L'importante délégation nigériane était également composée d'autres fonctionnaires de la même Commission nationale pour les réfugiés, les migrants et les personnes déplacées, ainsi que de fonctionnaires du Ministère de la justice et du Ministère des affaires étrangères, en particulier des membres de la Mission permanente à Genève. Elle a répondu aux questions des membres du Comité s'agissant notamment des procédures migratoires et d'obtention d'un visa de travail ; la régularisation des sans papiers ; l'exode des jeunes nigérians ; les questions relatives à l'économie et à l'environnement ; la lutte contre la traite d'êtres humains ; l'accès à la justice pour les migrants ; l'application de la loi interdisant l'accès au territoire pour les personnes souffrant de troubles mentaux ; la situation des migrants saisonniers.

Des membres du Comité se sont félicités que le Nigéria aborde pleinement la question des flux migratoires engendrés par les effets du changement climatique, s'inquiétant tout de même de l'impact du désastre écologique dans le Delta du Niger du fait des activités de l'industrie pétrolière. Ils ont aussi salué la création d'un registre électronique des migrants. Ils se sont vivement inquiétés de l'exode des cerveaux de jeunes hautement qualifiés.

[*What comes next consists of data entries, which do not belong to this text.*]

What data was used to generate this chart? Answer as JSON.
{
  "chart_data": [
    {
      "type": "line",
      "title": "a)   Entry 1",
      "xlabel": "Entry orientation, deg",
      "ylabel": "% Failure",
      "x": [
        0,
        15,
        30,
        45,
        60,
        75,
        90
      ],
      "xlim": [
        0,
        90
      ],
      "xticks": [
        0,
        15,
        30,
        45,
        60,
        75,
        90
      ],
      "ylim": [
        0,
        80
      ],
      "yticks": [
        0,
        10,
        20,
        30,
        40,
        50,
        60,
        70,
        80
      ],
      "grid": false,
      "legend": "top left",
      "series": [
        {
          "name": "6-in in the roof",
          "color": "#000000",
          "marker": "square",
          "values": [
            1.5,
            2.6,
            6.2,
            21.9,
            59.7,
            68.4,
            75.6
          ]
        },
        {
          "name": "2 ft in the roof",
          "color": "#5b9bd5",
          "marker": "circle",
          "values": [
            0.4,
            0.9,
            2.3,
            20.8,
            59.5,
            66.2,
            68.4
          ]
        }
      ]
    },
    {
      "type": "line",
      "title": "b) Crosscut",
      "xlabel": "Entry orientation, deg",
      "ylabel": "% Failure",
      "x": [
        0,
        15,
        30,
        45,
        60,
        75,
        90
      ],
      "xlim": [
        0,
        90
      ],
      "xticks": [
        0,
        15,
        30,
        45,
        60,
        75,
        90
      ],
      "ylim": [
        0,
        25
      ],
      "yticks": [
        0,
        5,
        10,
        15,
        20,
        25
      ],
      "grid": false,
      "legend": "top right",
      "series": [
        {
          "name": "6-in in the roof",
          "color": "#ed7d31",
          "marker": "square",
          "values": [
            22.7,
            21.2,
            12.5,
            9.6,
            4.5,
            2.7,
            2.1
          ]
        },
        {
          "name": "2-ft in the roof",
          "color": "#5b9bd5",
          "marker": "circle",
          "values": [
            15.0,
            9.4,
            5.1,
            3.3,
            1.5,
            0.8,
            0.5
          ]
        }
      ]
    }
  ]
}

Le Comité pour la protection des droits des travailleurs migrants doit examiner, demain à partir de 10 heures, ainsi que vendredi matin, le rapport des Philippines. L'examen du dernier rapport au programme de la présente session, celui d' El Salvador, fera l'objet de trois séances, les après-midis de jeudi, vendredi et lundi prochains (30 et 31 mars et 3 avril).

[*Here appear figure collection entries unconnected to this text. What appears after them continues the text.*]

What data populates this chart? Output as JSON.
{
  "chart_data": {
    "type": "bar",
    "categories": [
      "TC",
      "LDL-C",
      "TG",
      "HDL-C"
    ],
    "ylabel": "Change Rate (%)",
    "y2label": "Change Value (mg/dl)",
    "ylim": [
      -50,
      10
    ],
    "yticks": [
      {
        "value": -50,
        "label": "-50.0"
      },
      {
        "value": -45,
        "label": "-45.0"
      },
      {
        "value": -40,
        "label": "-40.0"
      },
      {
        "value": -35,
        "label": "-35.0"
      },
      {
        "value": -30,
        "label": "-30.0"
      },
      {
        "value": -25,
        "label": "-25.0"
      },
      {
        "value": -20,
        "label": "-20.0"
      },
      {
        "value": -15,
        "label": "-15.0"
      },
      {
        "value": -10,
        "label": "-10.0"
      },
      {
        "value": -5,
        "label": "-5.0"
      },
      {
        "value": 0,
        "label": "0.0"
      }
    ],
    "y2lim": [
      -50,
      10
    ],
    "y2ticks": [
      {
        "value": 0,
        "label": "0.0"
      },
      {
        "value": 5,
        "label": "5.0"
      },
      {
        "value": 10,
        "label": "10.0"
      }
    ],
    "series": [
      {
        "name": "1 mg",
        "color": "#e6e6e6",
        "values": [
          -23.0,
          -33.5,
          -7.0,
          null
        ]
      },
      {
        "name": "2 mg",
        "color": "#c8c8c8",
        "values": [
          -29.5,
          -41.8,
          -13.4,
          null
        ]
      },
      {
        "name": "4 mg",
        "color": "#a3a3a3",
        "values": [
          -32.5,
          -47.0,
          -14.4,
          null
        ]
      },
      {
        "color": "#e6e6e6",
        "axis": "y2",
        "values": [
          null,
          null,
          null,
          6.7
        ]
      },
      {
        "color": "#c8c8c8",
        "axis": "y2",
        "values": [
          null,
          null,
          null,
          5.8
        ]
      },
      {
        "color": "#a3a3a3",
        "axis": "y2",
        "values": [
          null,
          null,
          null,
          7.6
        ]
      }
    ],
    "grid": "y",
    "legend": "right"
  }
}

Examen du rapport du Nigéria

Le Comité des travailleurs migrants est saisi du rapport du Nigéria (CMW/C/NGA/1-2), valant rapport initial et deuxième rapport périodique, établi sur la base d'une liste de points à traiter qui lui a été adressée par le Comité.

Présentation du rapport

MME IMAAN SULAIMAN IBRAHIM, Commissaire fédérale de la Commission nationale pour les réfugiés, les migrants et les personnes déplacées du Nigéria, a souligné que la gestion de la migration était un motif de préoccupation de plus en plus important pour le Gouvernement car le Nigéria occupe une place importante dans le contexte mondial des migrations car il est à la fois un pays d'origine, de transit et de destination des migrants. Partant, il a adopté, en 2015, une politique nationale sur les migrations qui est en passe d'être révisée, ainsi qu'une politique nationale sur les migrations de main-d'œuvre, adoptée le 15 octobre 2014, puis révisée en 2020, pour la protection de tous les travailleurs migrants. Des mesures ont été prises pour relever les défis croissants de la migration irrégulière, des pratiques abusives, du travail forcé, de la contrebande et de la traite des êtres humains. La cheffe de délégation a aussi attiré l'attention sur l'enregistrement et l'octroi de permis aux agences d'emploi privées aux fins de garantir un recrutement éthique pour le placement des travailleurs migrants tant à l'intérieur du pays qu'à l'étranger.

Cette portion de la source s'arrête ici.